Defining the Roadmap When the project is clear and the data well-structured, data is used to find improvement keys. A roadmap is established with all the use cases that need to be addressed. The focus is on a high-value use case. The project is then split as much as possible to have clear stages. Next, KPIs (ideally 5) for project progress and success are defined. Common KPIs include productivity, number of tasks per driver, cost (OPEX), kilometers traveled, and service quality.
Iterative Implementation This approach is divided into five steps:
- Implementing a pilot with an initial simulation phase on a restricted and isolated perimeter,
- Validating the pilot by operators based on a one-day dataset. Gradually, the perimeter is expanded, ensuring value at each step.
- Field testing, for instance, with two systems in parallel production. Ultimately, users will choose one of the two systems. The test can also be done on a perimeter in a depot, with a planner working on a small group of drivers. The idea is to have very qualitative outputs.
- Validating KPIs,
- Deploying the project on a broader scope.
With this well-managed chronology, operators will trust the solution. This is crucial because the algorithm does not think the same way as a human. AI has a more macro vision than operators, which can unsettle them. Trust is built through simulations, tests, exchanges, and user training. As iterations progress, the project will become more ambitious and grow in scope. This battle plan should be seen as a kind of spiral that grows and exponentially generates growth.
In conclusion, the path to successfully integrating AI into your business requires careful consideration of your organization’s specific needs, goals, and capacities.

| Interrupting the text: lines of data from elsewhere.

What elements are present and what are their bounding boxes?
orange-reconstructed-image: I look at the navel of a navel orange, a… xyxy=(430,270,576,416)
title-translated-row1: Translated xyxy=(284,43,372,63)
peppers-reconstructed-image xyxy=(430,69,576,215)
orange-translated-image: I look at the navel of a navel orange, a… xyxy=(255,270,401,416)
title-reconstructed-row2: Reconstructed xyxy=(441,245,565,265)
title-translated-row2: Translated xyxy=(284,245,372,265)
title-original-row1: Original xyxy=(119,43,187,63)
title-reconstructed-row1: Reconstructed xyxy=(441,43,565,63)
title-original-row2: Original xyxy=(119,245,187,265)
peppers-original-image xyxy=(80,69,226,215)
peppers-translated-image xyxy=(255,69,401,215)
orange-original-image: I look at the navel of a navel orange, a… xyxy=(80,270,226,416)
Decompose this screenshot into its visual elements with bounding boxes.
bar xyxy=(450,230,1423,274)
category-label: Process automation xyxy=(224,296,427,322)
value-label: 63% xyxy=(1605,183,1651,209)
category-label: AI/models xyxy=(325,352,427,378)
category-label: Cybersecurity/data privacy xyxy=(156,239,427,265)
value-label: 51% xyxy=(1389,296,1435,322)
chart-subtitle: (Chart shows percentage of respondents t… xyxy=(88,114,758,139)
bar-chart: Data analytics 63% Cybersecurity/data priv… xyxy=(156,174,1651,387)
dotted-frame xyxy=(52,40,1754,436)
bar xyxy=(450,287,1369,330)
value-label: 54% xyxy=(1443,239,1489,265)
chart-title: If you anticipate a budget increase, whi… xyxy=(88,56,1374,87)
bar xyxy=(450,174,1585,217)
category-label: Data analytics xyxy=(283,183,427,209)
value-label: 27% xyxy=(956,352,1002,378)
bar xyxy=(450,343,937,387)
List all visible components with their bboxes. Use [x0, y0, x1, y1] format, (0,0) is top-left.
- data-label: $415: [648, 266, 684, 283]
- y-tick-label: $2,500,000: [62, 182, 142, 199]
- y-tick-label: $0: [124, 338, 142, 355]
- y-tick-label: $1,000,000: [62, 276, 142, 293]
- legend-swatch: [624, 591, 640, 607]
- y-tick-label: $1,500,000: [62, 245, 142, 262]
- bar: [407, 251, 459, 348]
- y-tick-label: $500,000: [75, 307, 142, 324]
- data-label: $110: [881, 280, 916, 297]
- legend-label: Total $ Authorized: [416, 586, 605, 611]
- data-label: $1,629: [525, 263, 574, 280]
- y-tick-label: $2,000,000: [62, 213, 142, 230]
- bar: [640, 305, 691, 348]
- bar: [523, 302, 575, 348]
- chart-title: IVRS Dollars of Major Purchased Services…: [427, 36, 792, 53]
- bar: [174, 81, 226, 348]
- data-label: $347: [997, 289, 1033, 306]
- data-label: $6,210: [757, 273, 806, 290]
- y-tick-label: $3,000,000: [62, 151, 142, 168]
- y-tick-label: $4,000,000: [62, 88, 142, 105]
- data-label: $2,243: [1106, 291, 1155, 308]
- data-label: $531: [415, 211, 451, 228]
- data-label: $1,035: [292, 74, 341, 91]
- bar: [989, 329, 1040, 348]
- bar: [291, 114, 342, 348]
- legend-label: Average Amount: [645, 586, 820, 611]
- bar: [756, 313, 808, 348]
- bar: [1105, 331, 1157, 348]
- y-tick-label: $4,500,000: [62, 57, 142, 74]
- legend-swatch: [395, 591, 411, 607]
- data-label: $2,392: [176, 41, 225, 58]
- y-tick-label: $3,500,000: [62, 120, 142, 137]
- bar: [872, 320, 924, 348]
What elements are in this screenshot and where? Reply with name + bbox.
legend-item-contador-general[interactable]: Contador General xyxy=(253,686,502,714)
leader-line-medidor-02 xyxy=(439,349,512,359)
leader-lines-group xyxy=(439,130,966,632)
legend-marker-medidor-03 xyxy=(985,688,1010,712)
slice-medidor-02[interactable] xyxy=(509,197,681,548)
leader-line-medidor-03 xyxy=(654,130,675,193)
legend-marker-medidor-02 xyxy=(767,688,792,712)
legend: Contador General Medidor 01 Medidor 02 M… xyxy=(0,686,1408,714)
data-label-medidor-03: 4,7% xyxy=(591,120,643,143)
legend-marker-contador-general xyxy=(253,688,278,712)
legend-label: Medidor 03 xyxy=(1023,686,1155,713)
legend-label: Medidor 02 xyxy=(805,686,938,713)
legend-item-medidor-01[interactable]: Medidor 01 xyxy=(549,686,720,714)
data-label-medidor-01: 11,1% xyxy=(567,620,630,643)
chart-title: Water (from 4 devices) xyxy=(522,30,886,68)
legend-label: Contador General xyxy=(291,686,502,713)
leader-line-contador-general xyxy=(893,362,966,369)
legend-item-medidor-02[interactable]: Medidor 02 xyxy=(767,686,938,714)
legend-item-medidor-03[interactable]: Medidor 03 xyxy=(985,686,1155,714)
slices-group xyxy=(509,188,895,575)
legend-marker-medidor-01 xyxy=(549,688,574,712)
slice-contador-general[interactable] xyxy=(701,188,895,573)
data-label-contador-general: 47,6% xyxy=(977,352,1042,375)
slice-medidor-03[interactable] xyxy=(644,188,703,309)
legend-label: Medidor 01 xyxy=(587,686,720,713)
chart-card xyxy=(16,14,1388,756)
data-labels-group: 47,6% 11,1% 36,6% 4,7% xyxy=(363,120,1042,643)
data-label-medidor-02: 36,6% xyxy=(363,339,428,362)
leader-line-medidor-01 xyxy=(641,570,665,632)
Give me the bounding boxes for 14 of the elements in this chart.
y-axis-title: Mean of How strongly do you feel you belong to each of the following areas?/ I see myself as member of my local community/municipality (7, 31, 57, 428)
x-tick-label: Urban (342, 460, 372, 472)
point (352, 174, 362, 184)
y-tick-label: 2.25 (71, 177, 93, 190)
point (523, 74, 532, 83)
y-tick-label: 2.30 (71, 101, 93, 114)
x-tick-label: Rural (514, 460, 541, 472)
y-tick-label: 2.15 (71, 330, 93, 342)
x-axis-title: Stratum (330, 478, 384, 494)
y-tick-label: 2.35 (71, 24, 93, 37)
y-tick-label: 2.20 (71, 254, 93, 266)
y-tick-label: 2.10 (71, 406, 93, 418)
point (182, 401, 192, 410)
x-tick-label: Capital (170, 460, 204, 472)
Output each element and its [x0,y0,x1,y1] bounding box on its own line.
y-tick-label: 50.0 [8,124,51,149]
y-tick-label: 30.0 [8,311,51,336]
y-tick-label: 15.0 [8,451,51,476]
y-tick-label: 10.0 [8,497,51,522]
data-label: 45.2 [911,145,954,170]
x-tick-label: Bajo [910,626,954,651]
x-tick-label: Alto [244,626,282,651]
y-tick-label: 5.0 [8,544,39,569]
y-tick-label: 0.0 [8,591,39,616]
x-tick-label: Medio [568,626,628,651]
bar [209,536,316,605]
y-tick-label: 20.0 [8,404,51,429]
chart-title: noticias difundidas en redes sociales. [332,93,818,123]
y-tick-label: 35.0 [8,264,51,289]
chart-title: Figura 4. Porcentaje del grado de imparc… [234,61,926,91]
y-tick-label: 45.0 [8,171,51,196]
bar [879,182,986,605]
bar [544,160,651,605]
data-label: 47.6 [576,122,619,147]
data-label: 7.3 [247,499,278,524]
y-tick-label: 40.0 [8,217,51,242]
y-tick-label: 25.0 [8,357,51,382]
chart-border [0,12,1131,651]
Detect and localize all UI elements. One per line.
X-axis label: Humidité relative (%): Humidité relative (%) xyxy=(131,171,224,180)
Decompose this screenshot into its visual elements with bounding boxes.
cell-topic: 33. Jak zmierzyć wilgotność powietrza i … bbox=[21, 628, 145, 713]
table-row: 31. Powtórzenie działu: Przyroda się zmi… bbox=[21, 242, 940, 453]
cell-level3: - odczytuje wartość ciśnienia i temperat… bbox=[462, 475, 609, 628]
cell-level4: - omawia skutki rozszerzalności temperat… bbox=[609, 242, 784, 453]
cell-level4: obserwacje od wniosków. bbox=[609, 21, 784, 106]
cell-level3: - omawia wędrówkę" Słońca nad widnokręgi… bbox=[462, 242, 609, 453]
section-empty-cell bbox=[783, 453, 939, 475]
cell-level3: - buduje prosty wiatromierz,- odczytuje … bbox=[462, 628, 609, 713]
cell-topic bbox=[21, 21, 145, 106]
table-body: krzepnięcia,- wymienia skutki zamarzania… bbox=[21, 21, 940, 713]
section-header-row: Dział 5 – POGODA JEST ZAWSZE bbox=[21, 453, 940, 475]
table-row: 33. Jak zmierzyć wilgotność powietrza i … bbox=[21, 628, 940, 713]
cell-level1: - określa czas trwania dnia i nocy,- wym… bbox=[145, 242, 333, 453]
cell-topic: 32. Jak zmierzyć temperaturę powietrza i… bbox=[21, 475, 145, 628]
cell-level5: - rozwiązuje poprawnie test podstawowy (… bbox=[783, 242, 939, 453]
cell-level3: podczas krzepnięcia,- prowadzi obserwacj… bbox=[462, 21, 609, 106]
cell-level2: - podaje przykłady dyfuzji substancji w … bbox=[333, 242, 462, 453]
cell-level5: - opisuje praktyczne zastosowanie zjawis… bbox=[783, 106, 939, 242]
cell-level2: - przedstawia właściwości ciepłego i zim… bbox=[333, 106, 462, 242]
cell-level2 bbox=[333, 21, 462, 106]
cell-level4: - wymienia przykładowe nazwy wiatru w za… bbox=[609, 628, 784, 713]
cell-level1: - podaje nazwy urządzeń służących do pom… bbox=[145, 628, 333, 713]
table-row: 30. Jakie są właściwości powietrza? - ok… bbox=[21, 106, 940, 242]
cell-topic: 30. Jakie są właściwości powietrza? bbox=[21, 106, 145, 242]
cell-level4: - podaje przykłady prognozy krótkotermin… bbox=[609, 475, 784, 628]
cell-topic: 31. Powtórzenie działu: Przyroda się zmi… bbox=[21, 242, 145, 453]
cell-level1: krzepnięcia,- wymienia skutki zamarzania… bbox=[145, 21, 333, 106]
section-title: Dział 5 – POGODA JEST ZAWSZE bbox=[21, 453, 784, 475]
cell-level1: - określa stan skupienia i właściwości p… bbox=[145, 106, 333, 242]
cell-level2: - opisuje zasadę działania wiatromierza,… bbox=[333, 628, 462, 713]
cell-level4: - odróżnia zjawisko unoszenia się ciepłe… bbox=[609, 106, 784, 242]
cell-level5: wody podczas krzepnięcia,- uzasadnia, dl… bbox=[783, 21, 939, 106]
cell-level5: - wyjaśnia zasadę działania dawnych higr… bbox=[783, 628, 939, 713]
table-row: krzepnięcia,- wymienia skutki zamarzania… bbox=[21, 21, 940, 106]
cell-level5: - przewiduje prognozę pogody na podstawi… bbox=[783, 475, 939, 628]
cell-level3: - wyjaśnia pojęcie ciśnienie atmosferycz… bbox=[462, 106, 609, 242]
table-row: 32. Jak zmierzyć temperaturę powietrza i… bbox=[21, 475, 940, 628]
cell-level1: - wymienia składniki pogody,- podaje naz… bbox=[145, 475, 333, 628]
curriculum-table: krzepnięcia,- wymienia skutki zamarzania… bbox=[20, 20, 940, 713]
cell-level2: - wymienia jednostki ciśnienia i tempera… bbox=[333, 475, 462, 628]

The Big Bang IT approach offers a comprehensive overhaul but comes with significant risks and potential for misalignment with evolving business needs. On the other hand, a gradual integration strategy allows for more flexibility, continuous improvement, and alignment with real-time feedback from users. While each method has its pros and cons, the key to a successful digital transformation lies in a well-defined strategy, strong leadership, and a committed, collaborative team. By learning from past experiences and adapting the best practices, businesses can harness the power of AI to drive innovation, efficiency, and long-term success.